The beauty of data is that there's no real limit to how you can aggregate it, if you're clear about the contribution you're asking of it. A Data-Driven Commpany applies this philosophy in every area of management. Even to Human Resources management: understand, anticipate and support the career path of each employee; find, motivate and train talents and leaders; increase and preserve the wealth of skills and abilities. These are all functions that contribute best when they draw information from multiple areas of the organization. Of course, each business has its own specific needs. The SME with fifty employees and a single area of business is quite different from the subsidiary of a multinational with tens of thousands. It goes without saying that even here, customization of analysis and monitored functions is essential.

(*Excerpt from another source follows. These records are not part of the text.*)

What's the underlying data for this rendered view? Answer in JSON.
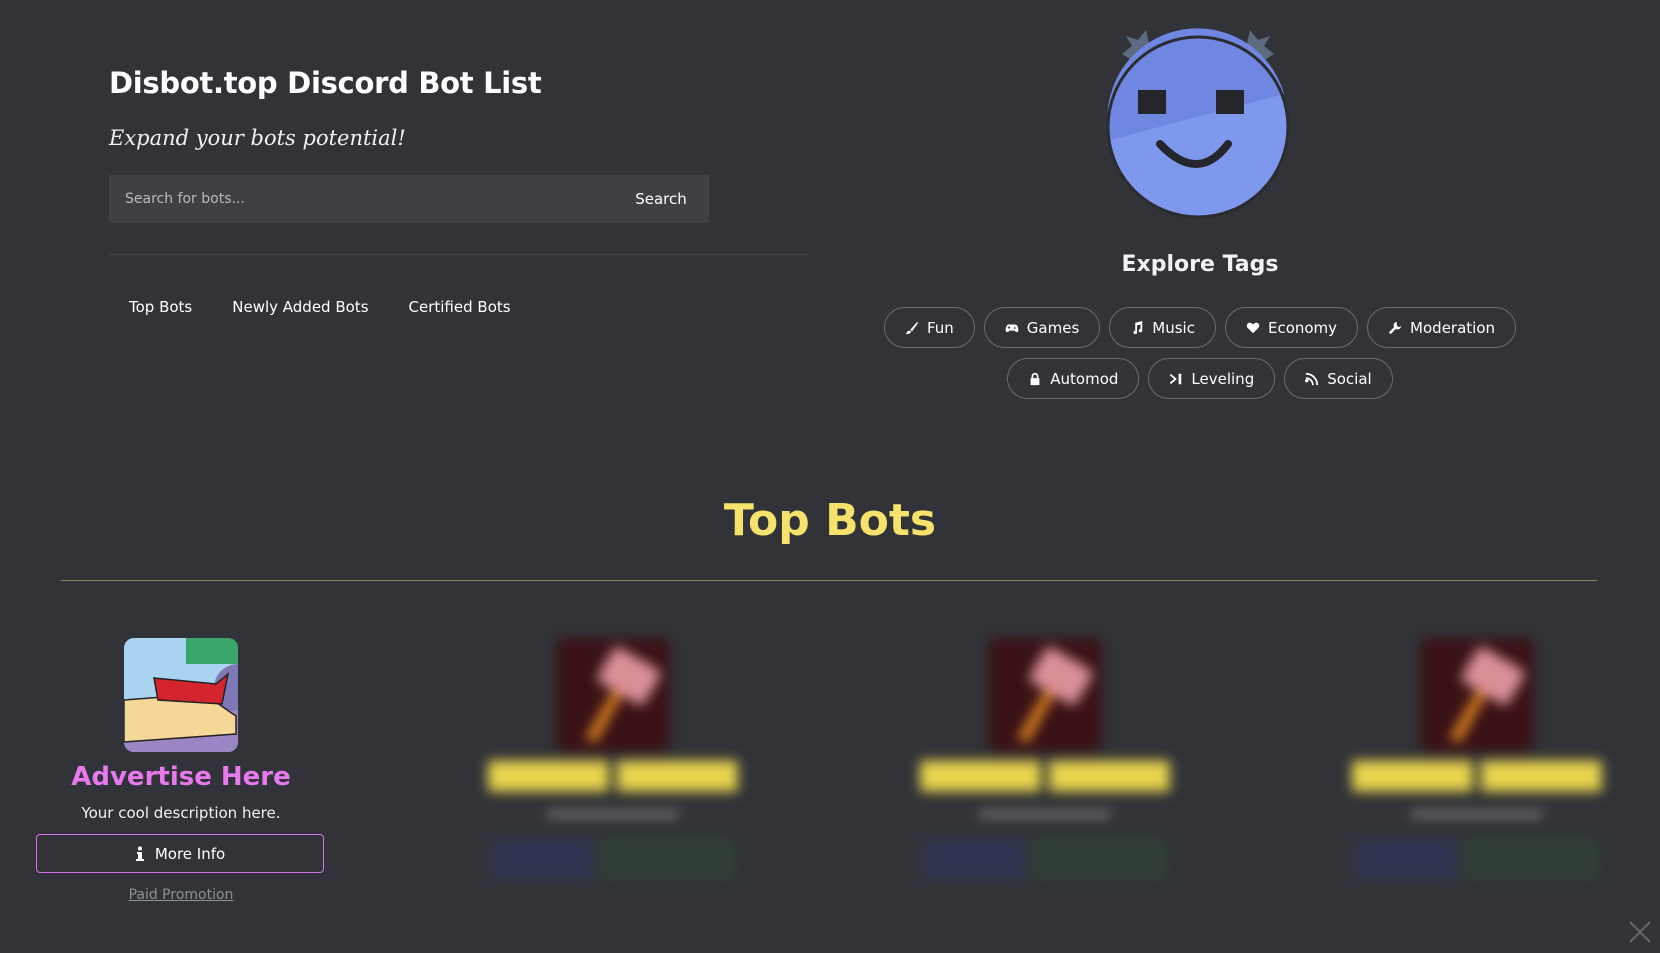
{
  "hero": {
    "title": "Disbot.top Discord Bot List",
    "tagline": "Expand your bots potential!",
    "search": {
      "placeholder": "Search for bots...",
      "button_label": "Search"
    },
    "nav": [
      {
        "label": "Top Bots"
      },
      {
        "label": "Newly Added Bots"
      },
      {
        "label": "Certified Bots"
      }
    ]
  },
  "explore": {
    "title": "Explore Tags",
    "tags": [
      {
        "label": "Fun",
        "icon": "brush-icon"
      },
      {
        "label": "Games",
        "icon": "gamepad-icon"
      },
      {
        "label": "Music",
        "icon": "music-note-icon"
      },
      {
        "label": "Economy",
        "icon": "heart-icon"
      },
      {
        "label": "Moderation",
        "icon": "wrench-icon"
      },
      {
        "label": "Automod",
        "icon": "lock-icon"
      },
      {
        "label": "Leveling",
        "icon": "skip-forward-icon"
      },
      {
        "label": "Social",
        "icon": "rss-icon"
      }
    ]
  },
  "top_bots": {
    "title": "Top Bots",
    "ad_card": {
      "name": "Advertise Here",
      "description": "Your cool description here.",
      "button_label": "More Info",
      "footer_link": "Paid Promotion"
    }
  },
  "colors": {
    "background": "#313338",
    "section_title": "#f7e26b",
    "ad_name": "#e879ef",
    "mascot": "#7e98ee"
  }
}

To clarify the concept, let's take the DynDevice case and see what extensions there are for human resource management. These are the functions that can be performed:
- Manage the personal details of all employees
- Manage their profiles and associated skills
- Automate eLearning course enrolments
- Manage risk prevention procedures
- Manage projects and orders
- Organize remote meetings
- Monitor business discussions
- Manage attendance
- Use Knoledge Management
- Manage company visits
- Manage payroll
- Track and evaluate expense reimbursements
- Book and manage shared resources
As you can see, we're well beyond simple eLearning: with these, course delivery is embedded in a continuum: assessing contributors to select which courses; streamlining procedures for content delivery; tracking, recording and linking together those ancillary activities that would otherwise be just a chronological chore.